“There’s no better investment than bricks and mortar,” is a line routinely trotted out by smug property-owning types. And your grandparents.
On the face of it, they may well be right. Who wouldn’t be dazzled by annual growth in the high teens or low twenties for consecutive years that we’ve seen recently; the kind of growth that can see the value of your $750,000 apartment rise to over $1m in a few short years?
With these kind of success stories abound, it’s easy to get disheartened that you don’t have a toe on even the bottom rung of the property ladder. You could be forgiven for thinking that owning a pad is the only way to progress.
But that’s, perhaps, just half of the story. What if there is another way; one that enables you to enjoy the benefits of home-ownership with none of the stresses or angst? That might just be worth checking out, right?

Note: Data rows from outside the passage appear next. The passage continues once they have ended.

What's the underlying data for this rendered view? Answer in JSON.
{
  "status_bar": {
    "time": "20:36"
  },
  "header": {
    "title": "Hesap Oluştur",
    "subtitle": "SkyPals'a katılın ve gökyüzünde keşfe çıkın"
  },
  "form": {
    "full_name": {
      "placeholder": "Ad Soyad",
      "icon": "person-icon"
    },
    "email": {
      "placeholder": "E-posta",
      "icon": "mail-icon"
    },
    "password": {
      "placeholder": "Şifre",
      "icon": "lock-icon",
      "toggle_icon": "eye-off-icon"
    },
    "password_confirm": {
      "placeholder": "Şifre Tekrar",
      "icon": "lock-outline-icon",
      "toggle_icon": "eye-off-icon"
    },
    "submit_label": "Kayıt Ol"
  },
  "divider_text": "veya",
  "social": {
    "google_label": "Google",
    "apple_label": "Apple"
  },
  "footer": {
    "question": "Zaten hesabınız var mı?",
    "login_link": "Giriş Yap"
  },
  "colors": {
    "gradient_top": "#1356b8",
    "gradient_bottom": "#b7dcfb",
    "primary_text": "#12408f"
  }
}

First, we need to delve into the psyche of property ownership. For most of us, it is the most basic fast-track to wealth; accidental wealth creation, if you like. There is no skill involved and limited downside, provided you can hold down a job to make your payments. If you are buying jointly, then the risk is mitigated further still.

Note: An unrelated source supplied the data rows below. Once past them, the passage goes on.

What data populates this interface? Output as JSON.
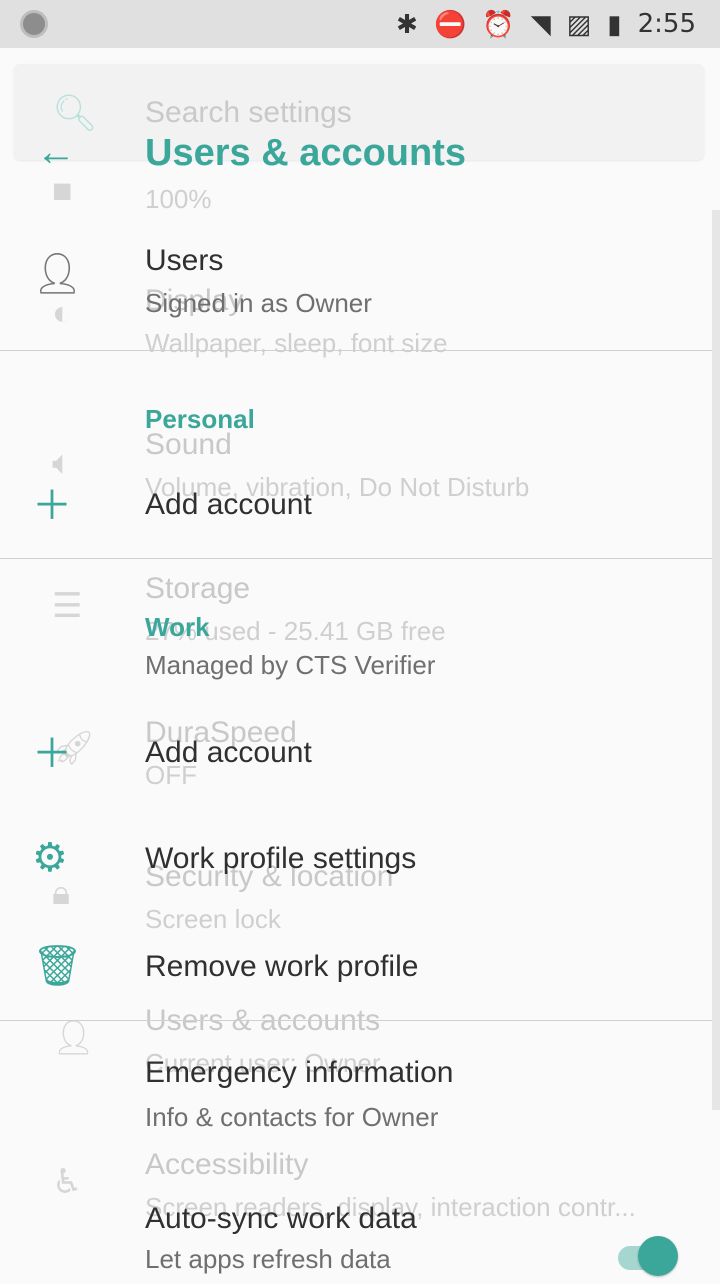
{
  "status": {
    "time": "2:55",
    "icons": [
      "bluetooth-icon",
      "dnd-icon",
      "alarm-icon",
      "wifi-icon",
      "no-sim-icon",
      "battery-charging-icon"
    ]
  },
  "ghost": {
    "search_placeholder": "Search settings",
    "items": [
      {
        "title": "",
        "sub": "100%"
      },
      {
        "title": "Display",
        "sub": "Wallpaper, sleep, font size"
      },
      {
        "title": "Sound",
        "sub": "Volume, vibration, Do Not Disturb"
      },
      {
        "title": "Storage",
        "sub": "27% used - 25.41 GB free"
      },
      {
        "title": "DuraSpeed",
        "sub": "OFF"
      },
      {
        "title": "Security & location",
        "sub": "Screen lock"
      },
      {
        "title": "Users & accounts",
        "sub": "Current user: Owner"
      },
      {
        "title": "Accessibility",
        "sub": "Screen readers, display, interaction contr..."
      }
    ]
  },
  "appbar": {
    "title": "Users & accounts"
  },
  "list": {
    "users_title": "Users",
    "users_sub": "Signed in as Owner",
    "personal_header": "Personal",
    "personal_add": "Add account",
    "work_header": "Work",
    "work_sub": "Managed by CTS Verifier",
    "work_add": "Add account",
    "work_settings": "Work profile settings",
    "remove_work": "Remove work profile",
    "emergency_title": "Emergency information",
    "emergency_sub": "Info & contacts for Owner",
    "autosync_title": "Auto-sync work data",
    "autosync_sub": "Let apps refresh data"
  },
  "colors": {
    "accent": "#3aa79a"
  }
}
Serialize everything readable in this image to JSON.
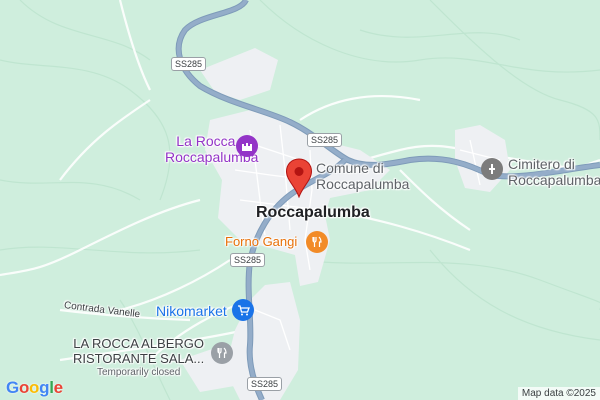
{
  "map": {
    "town": "Roccapalumba",
    "places": {
      "castle": "La Rocca a Roccapalumba",
      "castle_line1": "La Rocca a",
      "castle_line2": "Roccapalumba",
      "comune_line1": "Comune di",
      "comune_line2": "Roccapalumba",
      "cemetery_line1": "Cimitero di",
      "cemetery_line2": "Roccapalumba",
      "bakery": "Forno Gangi",
      "shop": "Nikomarket",
      "restaurant_line1": "LA ROCCA ALBERGO",
      "restaurant_line2": "RISTORANTE SALA...",
      "restaurant_status": "Temporarily closed"
    },
    "road": {
      "name": "SS285",
      "local": "Contrada Vanelle"
    },
    "logo": [
      "G",
      "o",
      "o",
      "g",
      "l",
      "e"
    ],
    "attribution": "Map data ©2025"
  },
  "colors": {
    "terrain": "#cfeedd",
    "urban": "#eef0f3",
    "highway": "#8ba6c4",
    "pin": "#ea4335",
    "poi_purple": "#9334c7",
    "poi_orange": "#f28b27",
    "poi_blue": "#1a73e8",
    "poi_grey": "#7c7c7c"
  },
  "icons": [
    "map-pin-icon",
    "castle-icon",
    "monument-icon",
    "restaurant-icon",
    "shopping-cart-icon"
  ]
}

Plus, we all understand property prices. Buying for $500,000 and then selling for $750,000 is a great story. Even after you take away your purchase costs and your selling costs (which none of us ever mention anyway), you’ve made a tidy sum.

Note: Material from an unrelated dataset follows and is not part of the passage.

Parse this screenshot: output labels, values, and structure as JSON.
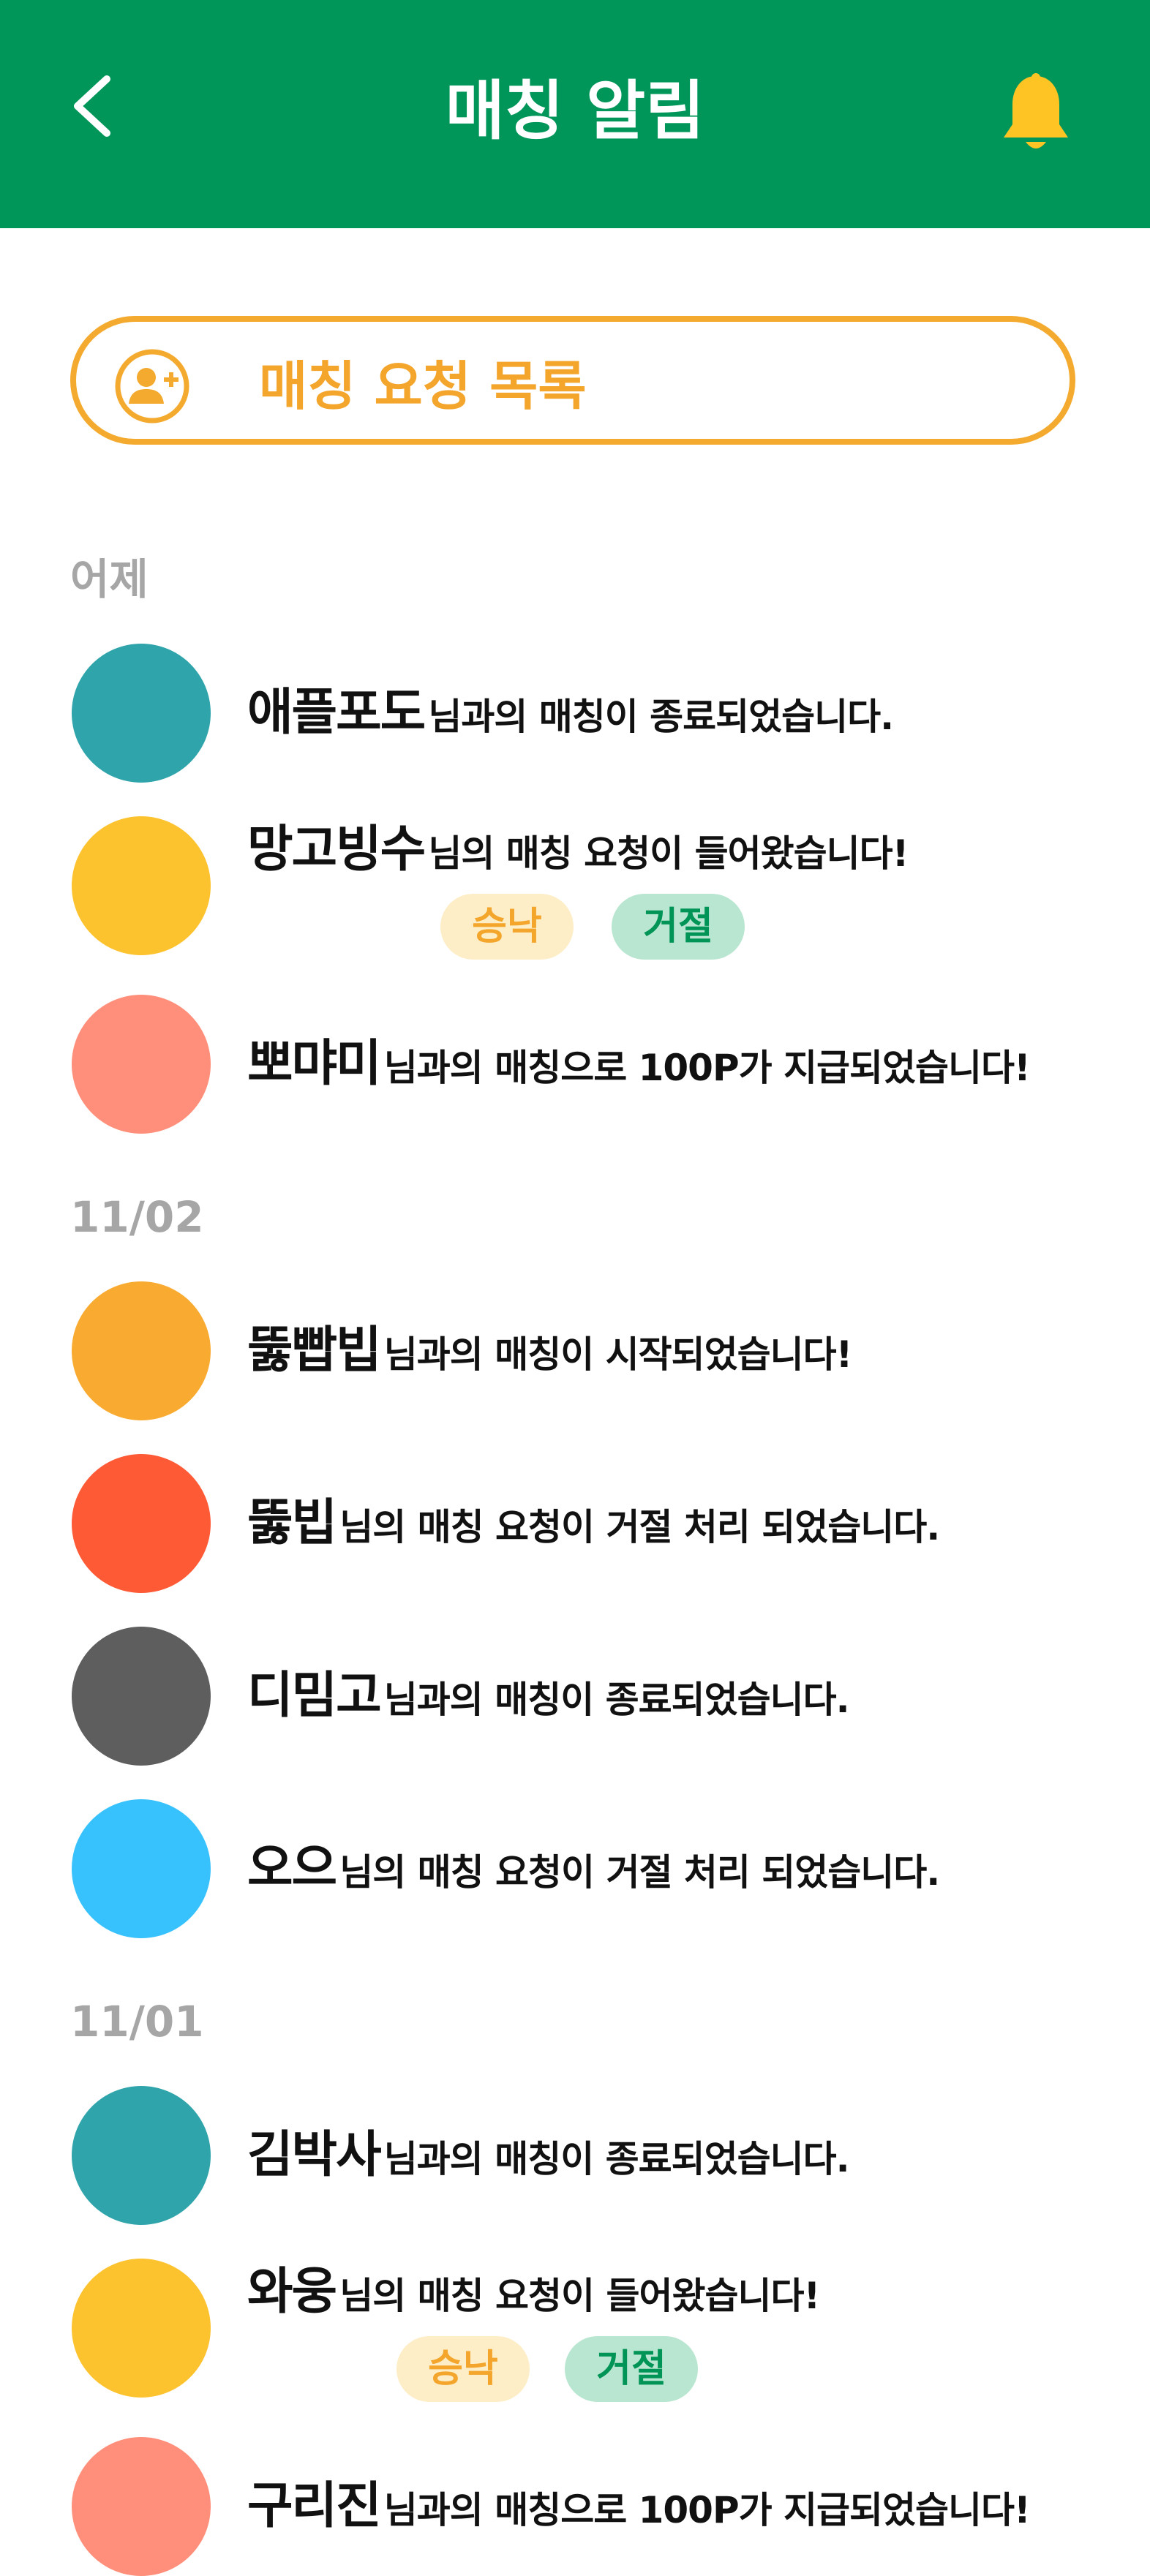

Even better is to own a property that has gone up in value and have no intention to sell. Because then you can tell people how well you’ve done and what you’re sitting on: mountains of cold, hard cashola.
The problem with selling is that you then have to buy somewhere else. And that place is also likely to have gone up in price by 25% which means you now have to stump up a cool $1m to take a step-up. Big head-spin.
So property ownership brings with it an element of angst, but it does create wealth. This is our eternal conundrum.
What we need, then, is a way of creating wealth without the angst, particularly at a time when property prices are forecast to slow down and the threat of the bubble bursting is being lorded over us by financial journalists who have columns to fill.
It’s usually cheaper to rent property than buy it. As in, the monthly costs are lower. So, assuming you’re on the property-purchasing precipice – that is to say, you have a deposit saved, you can afford the repayments, you may even have pre-approval, and yet, your spider-sense (and your pseudo-economist friends who don’t own property and are jealous that you’re about to) are telling you that the end is nigh and it’s not the right time to buy – what could you do instead to ensure you end up no worse off should you decide to pull back?
Well, you could try this:
If your rental costs are $800 less per month than your mortgage payments would be, that gives you $800 per month to invest. If you’re a Gen X / Gen Y-er looking to buy a property and meet the criteria above, I’m going to venture that you can afford to top this up to at least $1,000 each month.
So that gives us $1,000 per month to auto-invest into a low-cost index fund that gives you exposure to stock-markets without the high costs associated with more traditional mutual funds.
Whilst we’re waiting for Armageddon to hit or simply to pluck up the courage to take the plunge – say three years – this gives us $36,000 + returns. Returns can run into the low teens and whilst the magical effects of compounding have yet to really take hold, we’ll still be starting to see the benefits (growth).
What this disciplined approach means is that by sitting on your hands and missing out on what is forecast to be fairly minimal house-price growth over the past three years, you’ve saved up enough to cover the pesky stamp duty. And satisfied your sense of fear.
You’re probably querying the downside. Say the stock markets plummet and we do plunge into some kind of financial abyss. Your investments will be worth less than you invested, you won’t be able to afford the house at all now.
Well, yes and no.
You won’t be as liquid, so you will probably need to ride it out. But bare in mind that the two or three years after the GFC have been amongst the strongest in stock-market history. So bide your time and hold on.
This is especially prescient for you because if you do fit into the cautious category I’ve outlined above, I think it’s highly unlikely that you’re going to be the kind of bold soul who is ready to take the plunge and buy a property when the financial system is crashing around us. Do you? Really? [No judgment here. I’m exactly the same as you on this].
Property is like religion; completely determined by inherent beliefs than run deep inside our psyche. If, for whatever reason, you aren’t yet ready or able to take the plunge, don’t despair. There are plenty of rational, risk-balanced approaches you can take to cover your bases whilst still having fun. And getting to sleep at night.